I see nothing wrong with your CLI usage. Both variations should produce the same result.

hypothetically, where is this event going to land?

It depends on how you have set up your pipeline. With the standard configuration, I would expect the events to land in the enriched bucket as well (which is not the same as raw bucket). It is the enriched data that would typically be processed further and loaded to your final destination (again, depends on your pipeline setup).

For a better visibility, you can refer to the pipeline architecture (various modifications) depicted in Batch pipeline steps.

You might wish to spin Snowplow Mini and see how your test events look like when landed in OpenSearch/Elasticsearch, for example.

Thanks so much for your reply @ihor - I obviously need to read more into the batch pipeline steps and possibly spin up snowplow mini to help with testing.

Just trying to answer what I think is a simple question though. I used the quick-start setup for AWS, so I would just assume my setup is very “vanilla”. Out of the box, I got an “event” table in the “atomic” schema of the database I set up. Would new, custom events route to the “event” table? Do I need to build new tables in “atomic” for each custom event or are they created upon first event/schema registry??

Thank you again for your help

@simpledave , if all pipeline components set up properly and you are using their latest versions then the custom tables would be created automatically. RDB Loader is smart enough to know that a new custom event got processed and requires a dedicated table, which will be created in accordance with the JSON schema that describes it.

Here’s the diagram that shows this process. Though, it is outdated and depicts the old workflow but the general principle is still the same.

Note that while custom data would be loaded to the dedicated (child) table, it still has its root in events table.
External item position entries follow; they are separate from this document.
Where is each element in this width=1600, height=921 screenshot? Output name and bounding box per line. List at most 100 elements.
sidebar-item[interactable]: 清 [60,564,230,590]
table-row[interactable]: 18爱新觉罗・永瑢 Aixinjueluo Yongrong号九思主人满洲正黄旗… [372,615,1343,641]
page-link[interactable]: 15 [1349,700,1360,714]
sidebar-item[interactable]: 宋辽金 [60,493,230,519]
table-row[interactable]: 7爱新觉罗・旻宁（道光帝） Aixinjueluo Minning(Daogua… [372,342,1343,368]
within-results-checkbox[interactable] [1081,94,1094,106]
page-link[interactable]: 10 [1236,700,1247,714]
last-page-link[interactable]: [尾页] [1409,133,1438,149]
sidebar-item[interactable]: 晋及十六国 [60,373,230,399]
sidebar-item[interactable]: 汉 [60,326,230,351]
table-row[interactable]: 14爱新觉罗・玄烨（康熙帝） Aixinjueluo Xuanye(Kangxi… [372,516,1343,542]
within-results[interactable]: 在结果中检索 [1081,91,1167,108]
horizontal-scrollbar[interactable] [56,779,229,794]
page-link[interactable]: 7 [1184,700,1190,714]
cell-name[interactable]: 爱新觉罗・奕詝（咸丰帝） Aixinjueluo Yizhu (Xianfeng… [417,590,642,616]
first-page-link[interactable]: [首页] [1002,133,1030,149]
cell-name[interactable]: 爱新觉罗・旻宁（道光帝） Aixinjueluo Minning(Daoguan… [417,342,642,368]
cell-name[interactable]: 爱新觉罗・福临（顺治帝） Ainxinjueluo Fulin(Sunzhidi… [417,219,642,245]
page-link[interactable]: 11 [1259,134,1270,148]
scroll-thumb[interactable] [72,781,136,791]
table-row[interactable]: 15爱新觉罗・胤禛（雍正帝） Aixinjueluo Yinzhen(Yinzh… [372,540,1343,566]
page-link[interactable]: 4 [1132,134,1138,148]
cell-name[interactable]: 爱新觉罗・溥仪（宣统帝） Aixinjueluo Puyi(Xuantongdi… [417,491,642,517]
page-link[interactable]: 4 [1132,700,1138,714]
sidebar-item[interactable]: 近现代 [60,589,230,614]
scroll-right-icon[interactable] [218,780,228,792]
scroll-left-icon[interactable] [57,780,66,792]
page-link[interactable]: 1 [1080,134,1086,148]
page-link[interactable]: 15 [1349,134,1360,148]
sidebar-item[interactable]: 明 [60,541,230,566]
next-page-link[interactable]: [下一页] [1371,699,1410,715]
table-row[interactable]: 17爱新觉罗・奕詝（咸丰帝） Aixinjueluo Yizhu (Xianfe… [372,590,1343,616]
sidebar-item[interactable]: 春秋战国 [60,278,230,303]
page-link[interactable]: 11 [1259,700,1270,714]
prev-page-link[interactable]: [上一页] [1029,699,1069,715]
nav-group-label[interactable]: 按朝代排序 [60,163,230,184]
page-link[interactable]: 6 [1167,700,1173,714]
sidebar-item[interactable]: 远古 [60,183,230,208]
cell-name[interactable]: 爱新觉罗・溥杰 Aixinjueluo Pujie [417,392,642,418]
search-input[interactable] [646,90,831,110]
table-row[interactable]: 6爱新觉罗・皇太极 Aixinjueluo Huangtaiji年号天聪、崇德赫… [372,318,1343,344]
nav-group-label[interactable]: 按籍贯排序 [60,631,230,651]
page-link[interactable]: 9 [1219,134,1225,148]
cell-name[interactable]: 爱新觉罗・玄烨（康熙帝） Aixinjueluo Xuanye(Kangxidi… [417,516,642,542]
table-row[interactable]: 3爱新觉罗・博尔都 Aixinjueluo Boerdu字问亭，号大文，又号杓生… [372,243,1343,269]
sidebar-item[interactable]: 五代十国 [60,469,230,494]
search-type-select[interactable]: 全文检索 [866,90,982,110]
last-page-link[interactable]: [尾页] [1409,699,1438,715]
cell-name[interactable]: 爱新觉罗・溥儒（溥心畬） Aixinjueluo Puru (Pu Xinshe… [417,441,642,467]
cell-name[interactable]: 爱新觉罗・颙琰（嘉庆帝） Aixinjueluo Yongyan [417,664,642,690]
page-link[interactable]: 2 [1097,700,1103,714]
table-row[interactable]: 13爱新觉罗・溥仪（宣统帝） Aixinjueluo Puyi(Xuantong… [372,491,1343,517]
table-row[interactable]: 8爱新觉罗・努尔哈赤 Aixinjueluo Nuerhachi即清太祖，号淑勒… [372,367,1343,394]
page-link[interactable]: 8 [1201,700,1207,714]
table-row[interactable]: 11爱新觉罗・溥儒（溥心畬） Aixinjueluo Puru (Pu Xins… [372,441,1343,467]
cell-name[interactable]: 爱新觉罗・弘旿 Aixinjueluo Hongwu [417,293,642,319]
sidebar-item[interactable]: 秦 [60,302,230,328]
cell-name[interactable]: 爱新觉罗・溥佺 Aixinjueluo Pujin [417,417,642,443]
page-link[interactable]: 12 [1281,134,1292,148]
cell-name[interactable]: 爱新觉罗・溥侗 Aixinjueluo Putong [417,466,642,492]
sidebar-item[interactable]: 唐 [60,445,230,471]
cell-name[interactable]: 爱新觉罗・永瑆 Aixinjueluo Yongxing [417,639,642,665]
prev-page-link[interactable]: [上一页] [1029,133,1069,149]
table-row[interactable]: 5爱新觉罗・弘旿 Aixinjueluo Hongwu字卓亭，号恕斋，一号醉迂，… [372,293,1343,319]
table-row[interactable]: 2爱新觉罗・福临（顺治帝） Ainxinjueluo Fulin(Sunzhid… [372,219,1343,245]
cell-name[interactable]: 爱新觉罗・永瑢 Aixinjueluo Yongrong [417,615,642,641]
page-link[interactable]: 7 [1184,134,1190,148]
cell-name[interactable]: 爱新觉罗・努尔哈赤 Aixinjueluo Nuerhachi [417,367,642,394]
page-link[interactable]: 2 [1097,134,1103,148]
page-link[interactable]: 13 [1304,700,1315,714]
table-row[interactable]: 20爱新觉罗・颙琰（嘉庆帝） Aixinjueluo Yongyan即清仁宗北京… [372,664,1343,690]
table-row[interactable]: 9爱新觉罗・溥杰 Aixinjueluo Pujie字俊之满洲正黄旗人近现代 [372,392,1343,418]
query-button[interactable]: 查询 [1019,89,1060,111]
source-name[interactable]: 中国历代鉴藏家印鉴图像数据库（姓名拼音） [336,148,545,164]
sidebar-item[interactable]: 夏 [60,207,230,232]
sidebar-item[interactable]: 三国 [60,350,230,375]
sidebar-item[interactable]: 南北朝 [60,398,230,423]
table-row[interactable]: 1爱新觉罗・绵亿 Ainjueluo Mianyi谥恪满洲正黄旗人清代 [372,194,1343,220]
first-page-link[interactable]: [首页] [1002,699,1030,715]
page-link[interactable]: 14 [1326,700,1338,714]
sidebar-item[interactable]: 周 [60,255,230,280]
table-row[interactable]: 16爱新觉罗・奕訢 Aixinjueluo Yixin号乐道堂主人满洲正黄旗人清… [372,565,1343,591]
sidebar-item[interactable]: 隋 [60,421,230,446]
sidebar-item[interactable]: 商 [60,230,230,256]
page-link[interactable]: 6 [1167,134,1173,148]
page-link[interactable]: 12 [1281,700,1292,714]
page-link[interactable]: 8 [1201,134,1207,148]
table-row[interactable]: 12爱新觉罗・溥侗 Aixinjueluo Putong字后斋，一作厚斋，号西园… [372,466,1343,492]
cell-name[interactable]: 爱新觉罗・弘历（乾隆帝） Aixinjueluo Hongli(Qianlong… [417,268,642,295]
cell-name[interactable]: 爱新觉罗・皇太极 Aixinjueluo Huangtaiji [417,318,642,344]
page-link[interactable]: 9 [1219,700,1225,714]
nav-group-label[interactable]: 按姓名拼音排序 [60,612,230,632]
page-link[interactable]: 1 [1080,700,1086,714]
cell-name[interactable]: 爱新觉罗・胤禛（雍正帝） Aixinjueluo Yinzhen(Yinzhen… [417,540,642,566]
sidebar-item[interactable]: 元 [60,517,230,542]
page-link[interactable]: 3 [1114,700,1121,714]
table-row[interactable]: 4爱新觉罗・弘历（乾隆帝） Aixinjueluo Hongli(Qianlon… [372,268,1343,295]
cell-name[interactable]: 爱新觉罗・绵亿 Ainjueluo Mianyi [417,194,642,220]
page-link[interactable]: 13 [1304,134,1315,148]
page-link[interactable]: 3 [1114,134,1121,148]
That is the custom table will have root_id field that shares its value with events.event_id field. Note that it is specific to Redshift only. Any other supported data store would have a single events table (no shredding takes place).

1 Like

@ihor thank you once again for explaining this! the issue was that the tutorial I was following (GitHub - snowplow/iglu-example-schema-registry: Example static schema registry for Iglu) explicitly requested that I create a table for each event. if this was a little more clear in the quick-start I would have been able to get this done in hours vs weeks. really appreciate the clarification.

Hi @simpledave, thanks for pointing that out! The iglu-example-schema-registry repo is quite outdated (we no longer need JSONPaths or the sql directory). The quick start guide and also this page should be the correct source of information.

May I ask how you came across iglu-example-schema-registry? I’d like to archive it to avoid confusion, but would need to ensure everything else that links to it is updated. I found one reference to it in the docs which I am about to remove.

EDIT: I think I’ve now removed all references to this repo and marked it as outdated. Hopefully this saves future readers some time!